Tytularny kościół w Rzymie obejmuje dziś kard. Kazimierz Nycz. Benedykt XVI przeznaczył
dla niego jedną z najstarszych świątyń chrześcijańskich w Wiecznym Mieście, dedykowaną
świętym Sylwestrowi i Marcinowi w pradawnej dzielnicy Monti, w połowie drogi między
Koloseum i Bazyliką Matki Bożej Większej. Choć metropolita warszawski został włączony
do kolegium kardynalskiego już w listopadzie, świadomie zwlekał z objęciem przydzielonego
mu kościoła.
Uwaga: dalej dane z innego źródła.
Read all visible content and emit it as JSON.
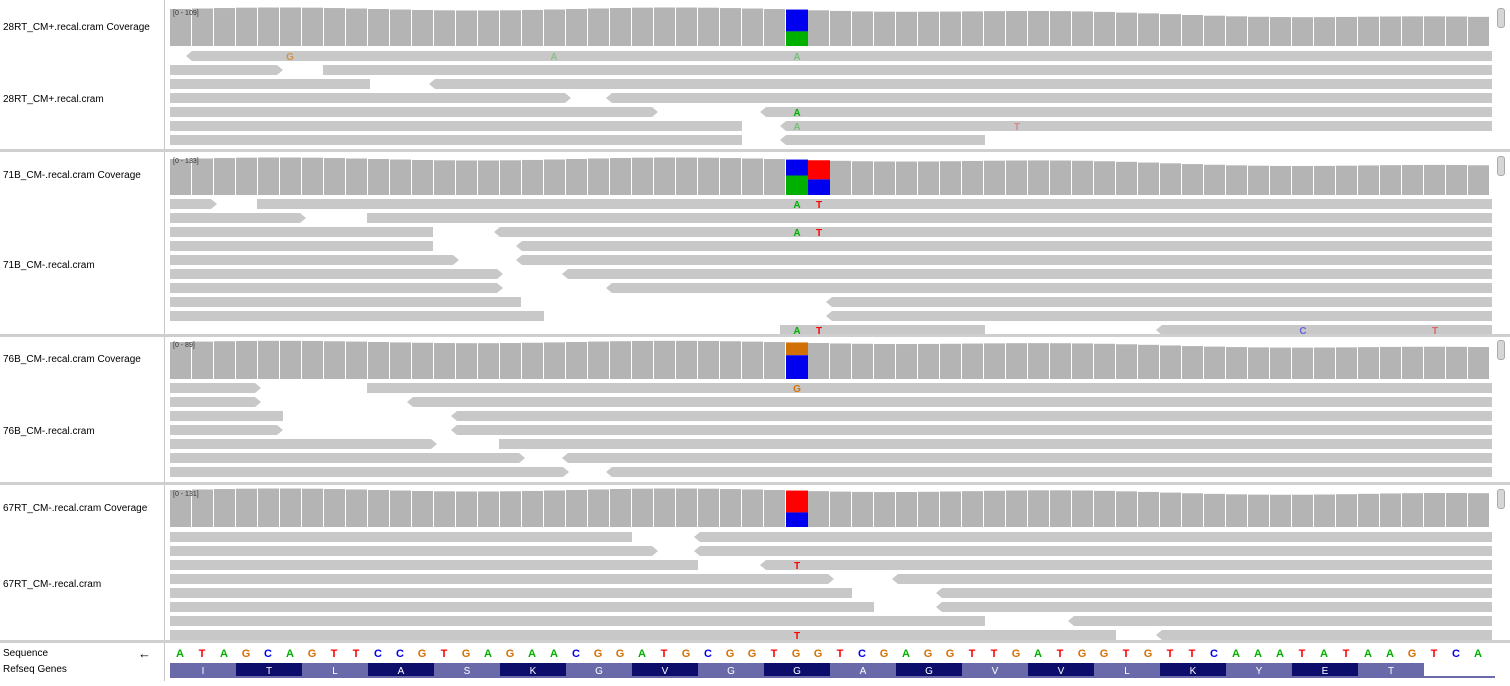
{
  "panels": [
    {
      "coverage_label": "28RT_CM+.recal.cram Coverage",
      "range": "[0 - 109]",
      "reads_label": "28RT_CM+.recal.cram"
    },
    {
      "coverage_label": "71B_CM-.recal.cram Coverage",
      "range": "[0 - 133]",
      "reads_label": "71B_CM-.recal.cram"
    },
    {
      "coverage_label": "76B_CM-.recal.cram Coverage",
      "range": "[0 - 89]",
      "reads_label": "76B_CM-.recal.cram"
    },
    {
      "coverage_label": "67RT_CM-.recal.cram Coverage",
      "range": "[0 - 131]",
      "reads_label": "67RT_CM-.recal.cram"
    }
  ],
  "sequence_label": "Sequence",
  "refseq_label": "Refseq Genes",
  "strand_arrow": "←",
  "sequence": "ATAGCAGTTCCGTGAGAACGGATGCGGTGGTCGAGGTTGATGGTGTTCAAATATAAGTCA",
  "amino_acids": [
    "I",
    "T",
    "L",
    "A",
    "S",
    "K",
    "G",
    "V",
    "G",
    "G",
    "A",
    "G",
    "V",
    "V",
    "L",
    "K",
    "Y",
    "E",
    "T"
  ],
  "mismatch_letters": {
    "p0": [
      "G",
      "A",
      "A",
      "A",
      "A",
      "T"
    ],
    "p1": [
      "A",
      "T",
      "A",
      "T",
      "A",
      "T",
      "C",
      "T"
    ],
    "p2": [
      "G"
    ],
    "p3": [
      "T",
      "T"
    ]
  },
  "colors": {
    "A": "#00b000",
    "C": "#0000f0",
    "G": "#d17105",
    "T": "#ff0000",
    "read": "#c8c8c8",
    "coverage": "#b4b4b4",
    "aa_dark": "#0d0d6b",
    "aa_light": "#6a6aaa"
  }
}
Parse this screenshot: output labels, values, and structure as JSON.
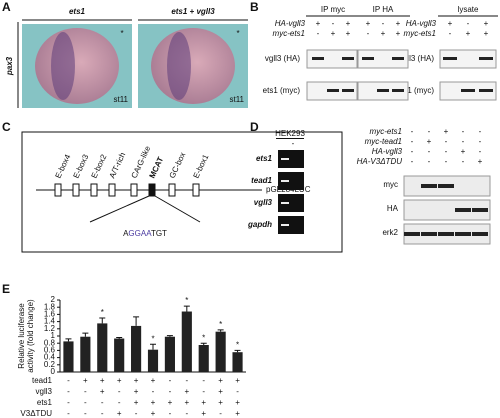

Chciał bowiem połączyć to wydarzenie z beatyfikacją Jana Pawła II. Dzięki
temu w tym rzymskim ingresie może wziąć udział więcej wiernych z Polski, co na pewno
umocni ich więź z Kościołem w Rzymie – zauważył kard. Nycz.
„Chciałbym, żeby
to było jeszcze jedno bezpośrednie duchowe przygotowanie do beatyfikacji a zarazem
uprzedzające dziękczynienie – powiedział Radiu Watykańskiemu kard. Nycz. – Myślę,
że to się w jakimś sensie udało, dlatego, że nie chciałbym siebie eksponować tutaj
na pierwszym miejscu. Przy wejściu do tego kościoła ważne jest jeszcze jedno i to
nawet krępuję się powiedzieć. Są to nazwiska poprzedników, którzy mieli ten kościół
tytularnie jako kardynałowie. Wśród nich jest między innymi św. Karol Boromeusz, który
był człowiekiem reformy po Soborze Trydenckim. Jest to pewien przykład, z jakiego
ogromnie wiele można czerpać dla współczesności. Są też wśród tytularnych poprzedników
Papieże: Pius IX, Pius XI i Paweł VI. Tak, że lepiej o tym nie myśleć, bo można by
ze strachu i nie z fałszywej pokory, ale z prawdziwej pokory, nie przekroczyć tego
progu. Myślę, w końcu, że w sposób niczym niezasłużony otrzymałem ten kościół od Benedykta
XVI. Dziękuje za to Panu Bogu i Papieżowi”.